Amazonas recebe mais de R$ 52 milhões para ações em saúde

por Portal Brasil publicado: 05/08/2013 17h38 última modificação: 29/07/2014 09h23
Juan Pratginestos O SUS (Sistema Único de Sáude) é um dos maiores sistemas de atendimento médico público do mundo

O SUS (Sistema Único de Sáude) é um dos maiores sistemas de atendimento médico público do mundo

Com a ampliação do teto da média e alta complexidade, o estado passa a receber R$ 587,5 milhões ao ano. O valor financia serviços como urgência e emergência, exames e cirurgias


Um recurso no valor de R$ 52,7 milhões foi repassado pelo Ministério da Saúde ao estado do Amazonas para reforçar ações de média e alta complexidade. A portaria foi assinada em Manaus (AM) neste sábado (3), concedendo o investimento. O recurso anual passa dos atuais R$ 534,7 milhões para R$ 587,5 milhões. Os valores destinados ao estado são para o financiamento de serviços de urgência e emergência, acompanhamento de gestantes e partos (Rede Cegonha), exames e cirurgias. A portaria que libera o novo recurso foi assinada durante a visita do ministro Alexandre Padilha às novas instalações da Maternidade Estadual Balbina Mestrinho. 

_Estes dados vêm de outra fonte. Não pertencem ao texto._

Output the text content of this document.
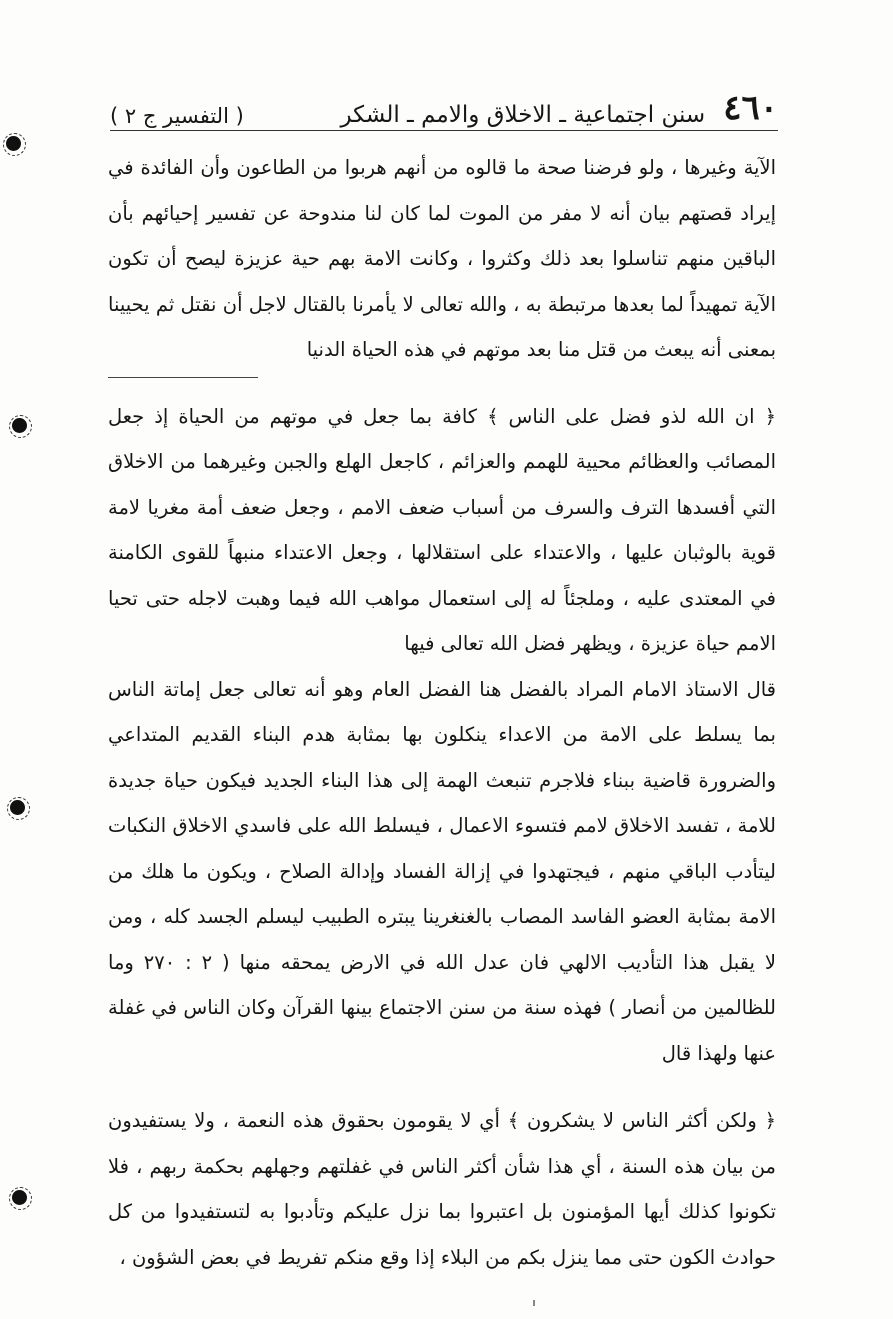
٤٦٠
سنن اجتماعية ـ الاخلاق والامم ـ الشكر
( التفسير ج ٢ )

الآية وغيرها ، ولو فرضنا صحة ما قالوه من أنهم هربوا من الطاعون وأن الفائدة في إيراد قصتهم بيان أنه لا مفر من الموت لما كان لنا مندوحة عن تفسير إحيائهم بأن الباقين منهم تناسلوا بعد ذلك وكثروا ، وكانت الامة بهم حية عزيزة ليصح أن تكون الآية تمهيداً لما بعدها مرتبطة به ، والله تعالى لا يأمرنا بالقتال لاجل أن نقتل ثم يحيينا بمعنى أنه يبعث من قتل منا بعد موتهم في هذه الحياة الدنيا

﴿ ان الله لذو فضل على الناس ﴾ كافة بما جعل في موتهم من الحياة إذ جعل المصائب والعظائم محيية للهمم والعزائم ، كاجعل الهلع والجبن وغيرهما من الاخلاق التي أفسدها الترف والسرف من أسباب ضعف الامم ، وجعل ضعف أمة مغريا لامة قوية بالوثبان عليها ، والاعتداء على استقلالها ، وجعل الاعتداء منبهاً للقوى الكامنة في المعتدى عليه ، وملجئاً له إلى استعمال مواهب الله فيما وهبت لاجله حتى تحيا الامم حياة عزيزة ، ويظهر فضل الله تعالى فيها

قال الاستاذ الامام المراد بالفضل هنا الفضل العام وهو أنه تعالى جعل إماتة الناس بما يسلط على الامة من الاعداء ينكلون بها بمثابة هدم البناء القديم المتداعي والضرورة قاضية ببناء فلاجرم تنبعث الهمة إلى هذا البناء الجديد فيكون حياة جديدة للامة ، تفسد الاخلاق لامم فتسوء الاعمال ، فيسلط الله على فاسدي الاخلاق النكبات ليتأدب الباقي منهم ، فيجتهدوا في إزالة الفساد وإدالة الصلاح ، ويكون ما هلك من الامة بمثابة العضو الفاسد المصاب بالغنغرينا يبتره الطبيب ليسلم الجسد كله ، ومن لا يقبل هذا التأديب الالهي فان عدل الله في الارض يمحقه منها ( ٢ : ٢٧٠ وما للظالمين من أنصار ) فهذه سنة من سنن الاجتماع بينها القرآن وكان الناس في غفلة عنها ولهذا قال

﴿ ولكن أكثر الناس لا يشكرون ﴾ أي لا يقومون بحقوق هذه النعمة ، ولا يستفيدون من بيان هذه السنة ، أي هذا شأن أكثر الناس في غفلتهم وجهلهم بحكمة ربهم ، فلا تكونوا كذلك أيها المؤمنون بل اعتبروا بما نزل عليكم وتأدبوا به لتستفيدوا من كل حوادث الكون حتى مما ينزل بكم من البلاء إذا وقع منكم تفريط في بعض الشؤون ،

O governo federal investiu R$ 4 milhões na obra, que teve custo total de R$ 15 milhões. O repasse é feito em parcelas mensais pelo Fundo Nacional de Saúde (FNS) para os fundos municipais e do Estado. Referência na gravidez de alto risco, a unidade possui três pavimentos e foi construída no mesmo terreno do antigo prédio da maternidade, responsável por mais de 60 mil atendimentos em 2012. 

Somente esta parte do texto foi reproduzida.